Canadian banks bruised and battered at 2019 year-end

Canadian banks experienced their worst year of profit expansion in a decade, and expect subdued growth to continue

Canadian banks bruised and battered at 2019 year-end

Toronto Dominion Bank (TD Bank), Canada’s largest bank by assets, and Canadian Imperial Bank of Commerce (CIBC) posted smaller-than-expected quarterly profits on Thursday, sending shares sliding. CIBC shares fell 4.8% and TD shares dropped 2.8% and both were on track for their worst close in almost two months. The Toronto stock benchmark fell 0.4%.

Similar fates have befallen all but one of Canada’s six biggest banks in a reporting season that closed out the worst year of profit expansion in more than a decade.

Since Bank of Nova Scotia kicked off fourth-quarter reporting on Nov. 26, the Canadian banks index has lost 3.5%, compared with the benchmark’s 1.1% decline.

Canadian banks are expecting another year of subdued earnings growth in fiscal 2020.

“Certainly, the days of robust growth for banks are over,” Barry Schwartz, chief investment officer at Baskin Asset Management, told Reuters. Schwartz forecasts 3% to 5% earnings growth in fiscal year 2020. “Banks aren’t going to grow more than the economy over the long term. A lot of the growth we saw over prior years was really a recovery from such terrible environments coming out of the financial crisis.”

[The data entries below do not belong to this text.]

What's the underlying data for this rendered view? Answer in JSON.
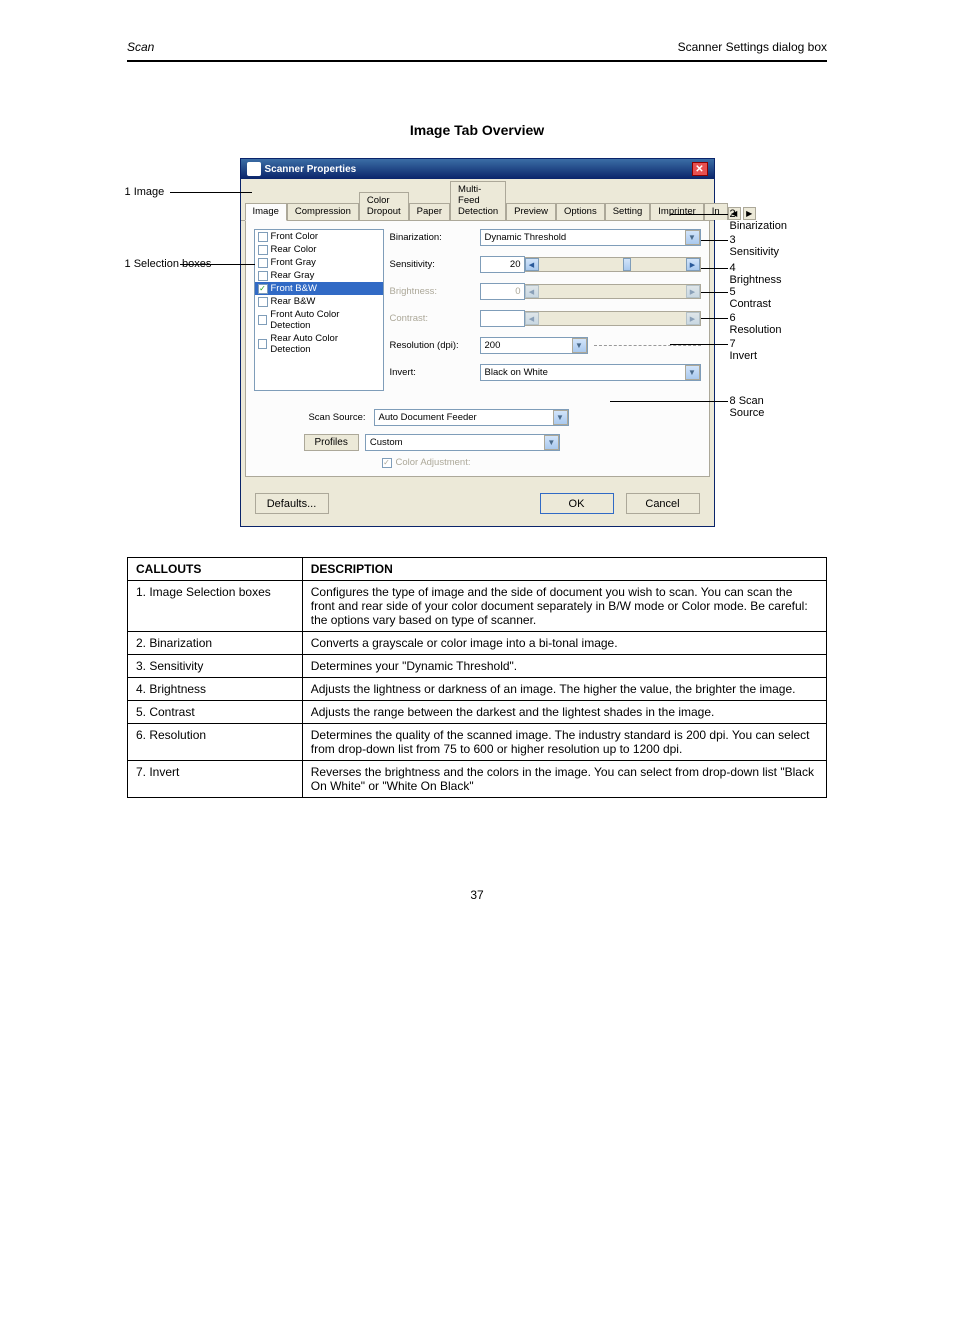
{
  "header": {
    "left": "Scan",
    "right": "Scanner Settings dialog box"
  },
  "subheader": "Image Tab Overview",
  "dialog": {
    "title": "Scanner Properties",
    "tabs": [
      "Image",
      "Compression",
      "Color Dropout",
      "Paper",
      "Multi-Feed Detection",
      "Preview",
      "Options",
      "Setting",
      "Imprinter",
      "In"
    ],
    "selection": [
      "Front Color",
      "Rear Color",
      "Front Gray",
      "Rear Gray",
      "Front B&W",
      "Rear B&W",
      "Front Auto Color Detection",
      "Rear Auto Color Detection"
    ],
    "labels": {
      "binarization": "Binarization:",
      "sensitivity": "Sensitivity:",
      "brightness": "Brightness:",
      "contrast": "Contrast:",
      "resolution": "Resolution (dpi):",
      "invert": "Invert:",
      "scansource": "Scan Source:",
      "profiles": "Profiles",
      "coloradj": "Color Adjustment:"
    },
    "vals": {
      "binarization": "Dynamic Threshold",
      "sensitivity": "20",
      "brightness": "0",
      "resolution": "200",
      "invert": "Black on White",
      "scansource": "Auto Document Feeder",
      "profiles": "Custom"
    },
    "buttons": {
      "defaults": "Defaults...",
      "ok": "OK",
      "cancel": "Cancel"
    }
  },
  "callouts": {
    "c1": "Image",
    "c2": "Selection boxes",
    "c3": "Binarization",
    "c4": "Sensitivity",
    "c5": "Brightness",
    "c6": "Contrast",
    "c7": "Resolution",
    "c8": "Invert",
    "c9": "Scan Source"
  },
  "table": {
    "h1": "CALLOUTS",
    "h2": "DESCRIPTION",
    "rows": [
      [
        "1. Image Selection boxes",
        "Configures the type of image and the side of document you wish to scan. You can scan the front and rear side of your color document separately in B/W mode or Color mode. Be careful: the options vary based on type of scanner."
      ],
      [
        "2. Binarization",
        "Converts a grayscale or color image into a bi-tonal image."
      ],
      [
        "3. Sensitivity",
        "Determines your \"Dynamic Threshold\"."
      ],
      [
        "4. Brightness",
        "Adjusts the lightness or darkness of an image. The higher the value, the brighter the image."
      ],
      [
        "5. Contrast",
        "Adjusts the range between the darkest and the lightest shades in the image."
      ],
      [
        "6. Resolution",
        "Determines the quality of the scanned image. The industry standard is 200 dpi. You can select from drop-down list from 75 to 600 or higher resolution up to 1200 dpi."
      ],
      [
        "7. Invert",
        "Reverses the brightness and the colors in the image. You can select from drop-down list \"Black On White\" or \"White On Black\""
      ]
    ]
  },
  "footer": "37"
}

Canadian banks are facing rising loan loss provisions and limited appetite for dealmaking as economic uncertainties mount. Oil price declines and decade-high consumer insolvencies in Canada are also creating headwinds.

Earlier in 2019, stronger growth in Canadian banks’ U.S. businesses helped offset slower growth at home. CIBC’s takeover of PrivateBancorp two years ago was the cornerstone of Chief Executive Officer Victor Dodig’s push to diversify beyond Canada. Profit from U.S. commercial banking and wealth management is at a record $180 million for the bank, and even though earnings missed analysts’ estimates, growth continues to outpace CIBC’s banking businesses in Canada. There was a 37% increase from U.S. commercial banking and wealth management in the quarter, surpassing its goal of getting 17% of its earnings from U.S. businesses by 2020.

But a slowdown U.S. expansion as of late, as well as challenges to other segments like capital markets as deals activity has stalled that growth, said Bryden Teich, portfolio manager at Avenue Investment Management. He added that that will continue to weigh on banks into 2020.

“Banks are in a slow-growth environment but are having to continue making these investments” in order to remain relevant and grow market share,” Teich told Reuters.

Dodig told investors earlier this year that 2019 earnings would be “relatively flat” after posting quarterly results hampered by a contraction in domestic mortgages and net interest income. CIBC’s per-share earnings fell 7.9% in the fourth quarter, leaving earnings down 3.9% for the year.

CIBC’s domestic mortgage book was unchanged from a year earlier at $202 billion in balances.

Banks are also facing higher expenses, as they invest in new technologies and take restructuring charges to boost efficiencies. The most notable was Bank of Montreal (BMO), which took a $357 million restructuring charge to cut about 5% of its workforce.

This being said, Teich expects banks with bigger U.S. operations to face fewer challenges than their domestically focused counterparts. With pressure on net interest margins in the United States easing as the Federal Reserve pauses rate cuts following three reductions this year, Canada faces the prospect of lower rates if global trade uncertainties persis.

Even if a trade deal is struck between the U.S. and China, those uncertainties are indeed likely to continue, said Bank of Canada Deputy Governor Timothy Lane.

“The damaging effects of trade conflict are only partly offset by easier monetary policy,” Lane said at a speech at the Ottawa Board of Trade, adding that it remained unclear whether market pricing fully reflected the inherent risks from the trade tensions.

Markets have taken a very optimistic approach for some time, Lane said, citing near-record equity markets and very low credit spreads.

“The sense is there’s a bit of disconnect between this quite optimistic pricing in the markets and the fact a lot of the macroeconomic news still suggests some adverse developments are quite possible,” he said.